Impact of Urbanization on CO2 Fluxes and Sources from Houston-Area Watersheds

Rivers are generally supersaturated with CO₂, implying a role as a conduit of soil CO₂ to the atmosphere. Knowledge of the fluxes and sources of CO₂ evaded from rivers is essential to regional carbon budgets. In this study, we directly measured partial pressure of CO₂ (pCO₂) for two nearby subtropical rivers, Buffalo Bayou and Spring Creek in southeast Texas, from June 2007 to May 2008. Buffalo Bayou's watershed is almost entirely contained within the city of Houston, while Spring Creek is not yet urbanized. There is no significant difference in pCO₂ between the two rivers. The overall average pCO₂ is 3589 ± 1464 μatm, and mean CO₂ evasion rate is 6.84 Mg C ha^-1 y^-1, comparable to the Amazon.

Carbon isotopic signatures of riverine dissolved inorganic carbon (DIC) point to different CO₂ sources for the two rivers. DIC in Spring Creek is generally young and more d¹³C-depleted, indicating that a young carbon pool is cycling rapidly and sustaining the high CO₂ concentration in Spring Creek. For Buffalo Bayou, DIC is always depleted in Δ¹⁴C and more enriched in d¹³C, suggesting an input of DIC from carbonate dissolution. This is also supported by a local soil survey, which shows the presence of soil carbonates in the Buffalo Bayou watershed.
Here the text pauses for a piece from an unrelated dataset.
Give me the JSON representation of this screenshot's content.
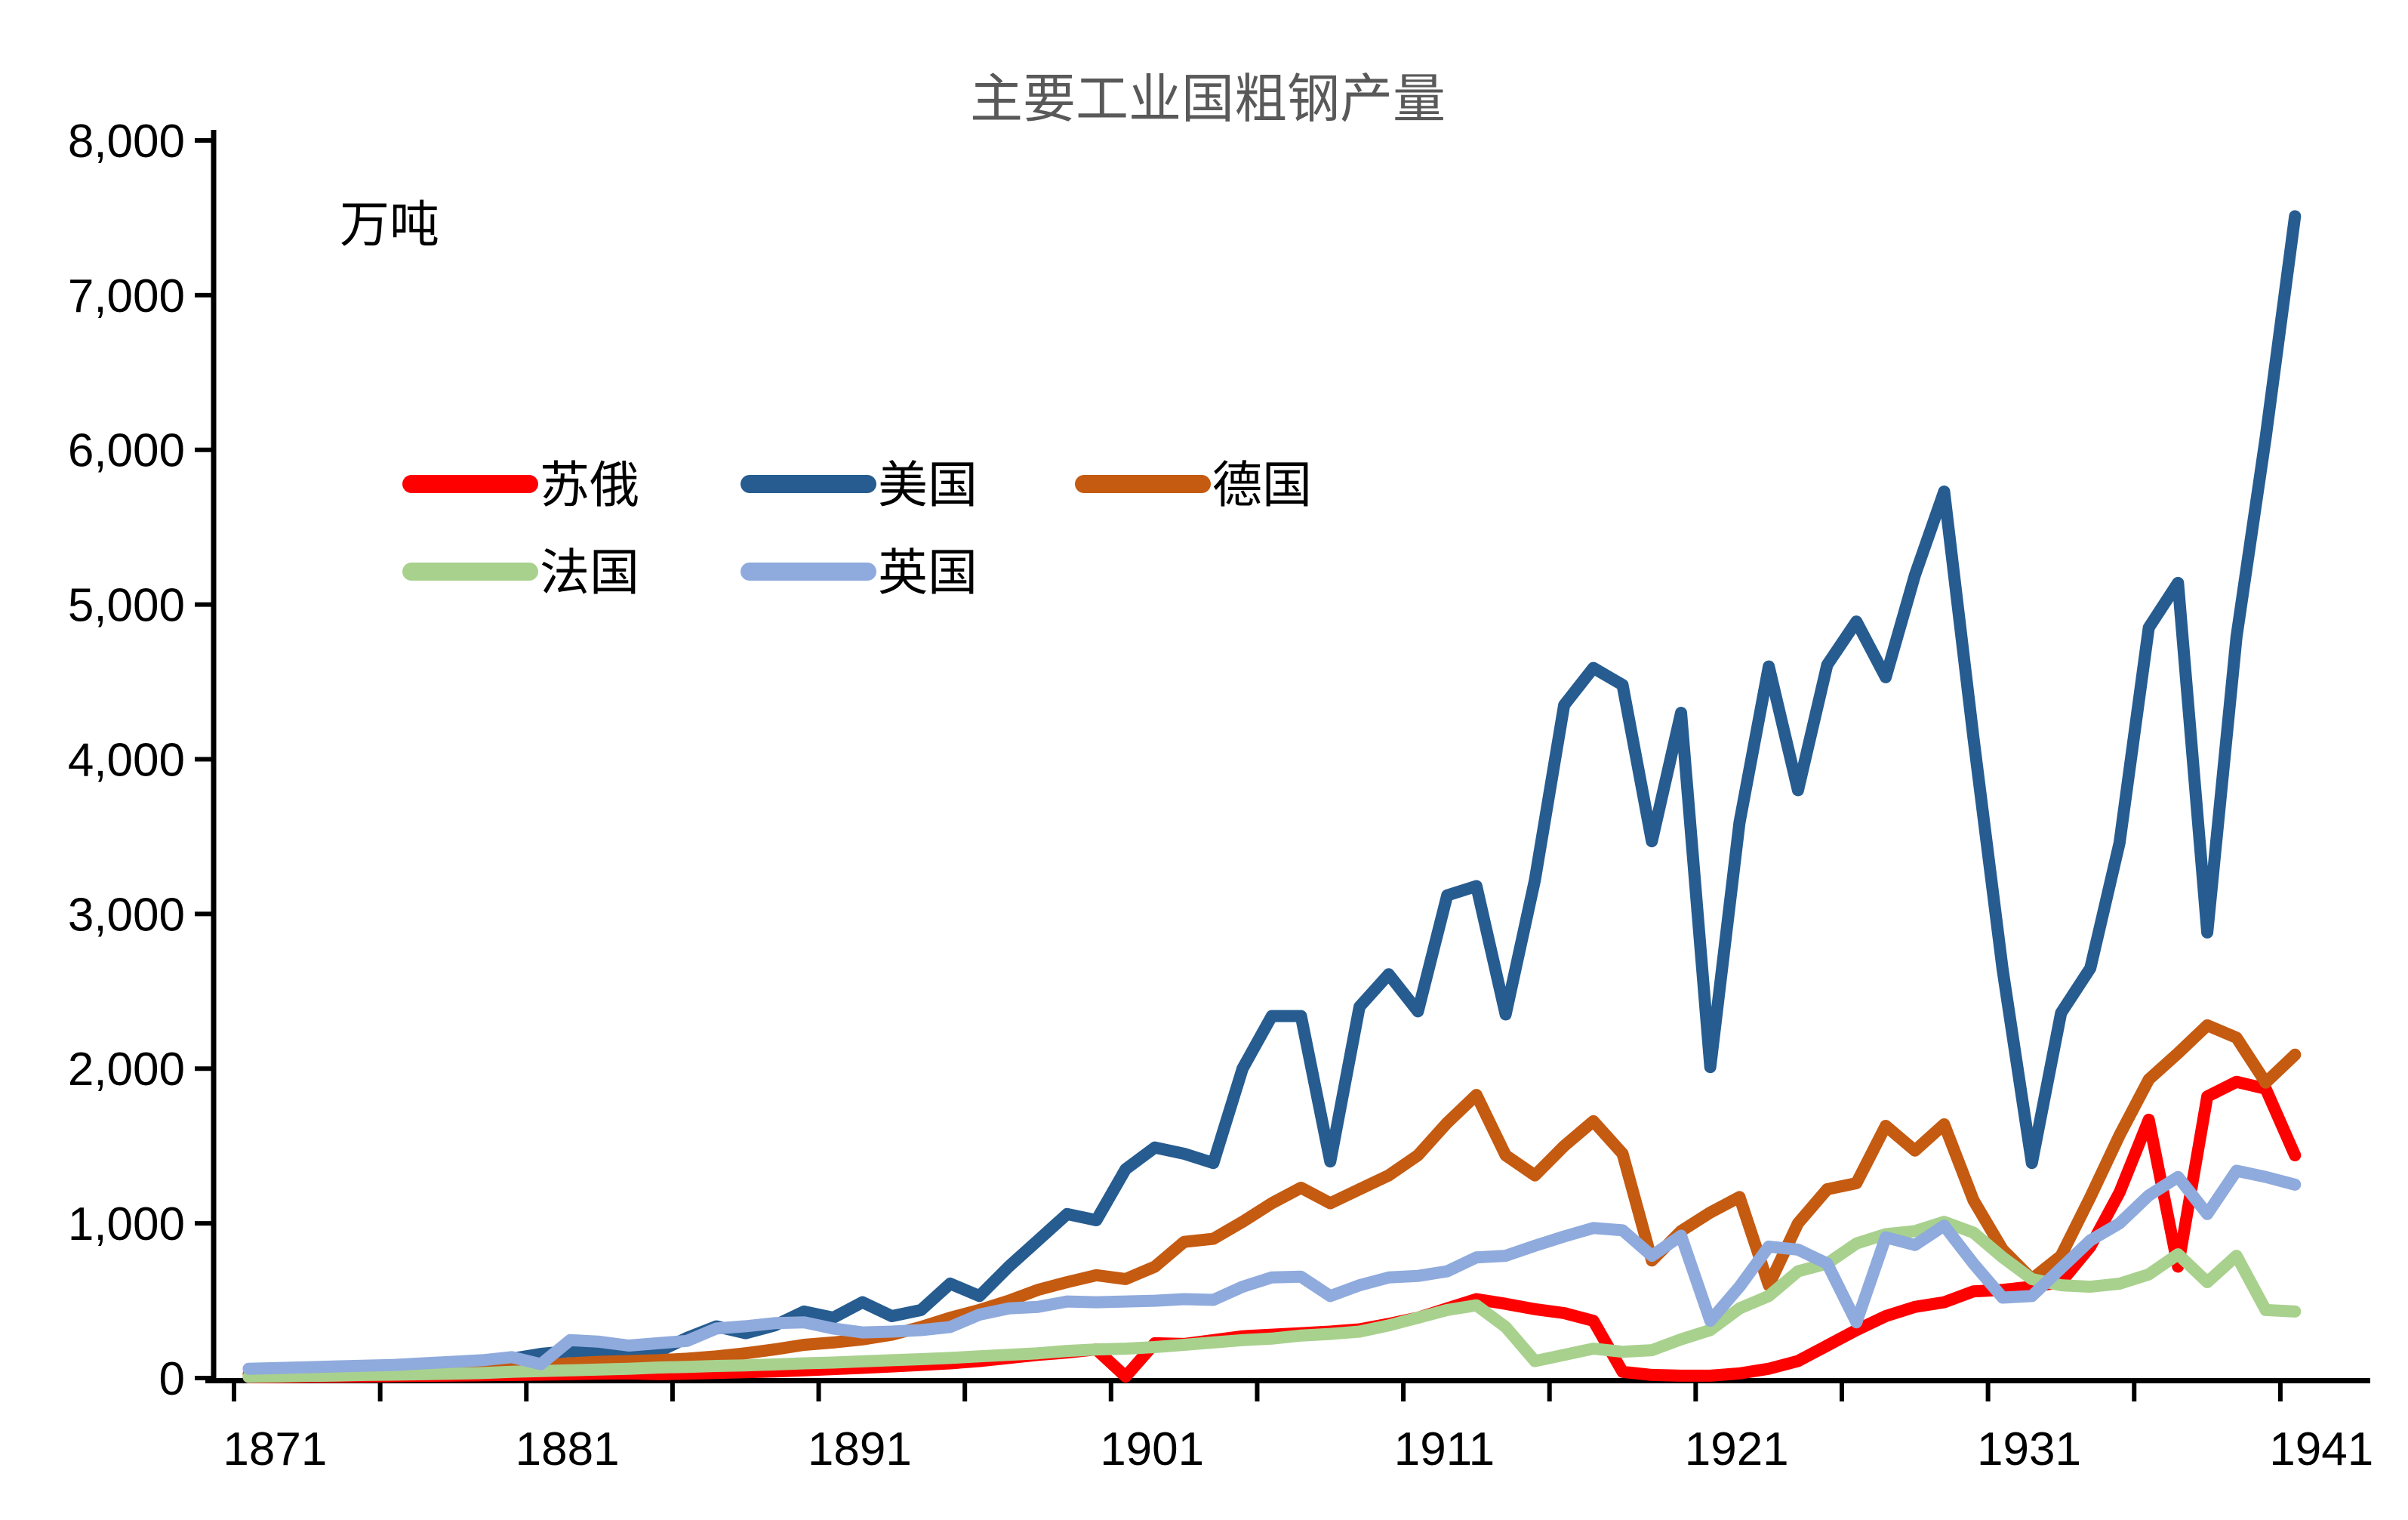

There are two possible sources of soil carbonates in the Buffalo Bayou watershed: naturally precipitated pedogenic CaCO₃, and CaCO₃ from shells used to make roads in East Texas in the early 20^th century. In the first scenario, soil carbonates are likely in steady state and thus act only to shift the isotopic signature of respired riverine CO₂. In the second scenario, shells from road building are both a net source of CO₂ to the atmosphere and are altering the C isotopic signature of Houston-area respiration.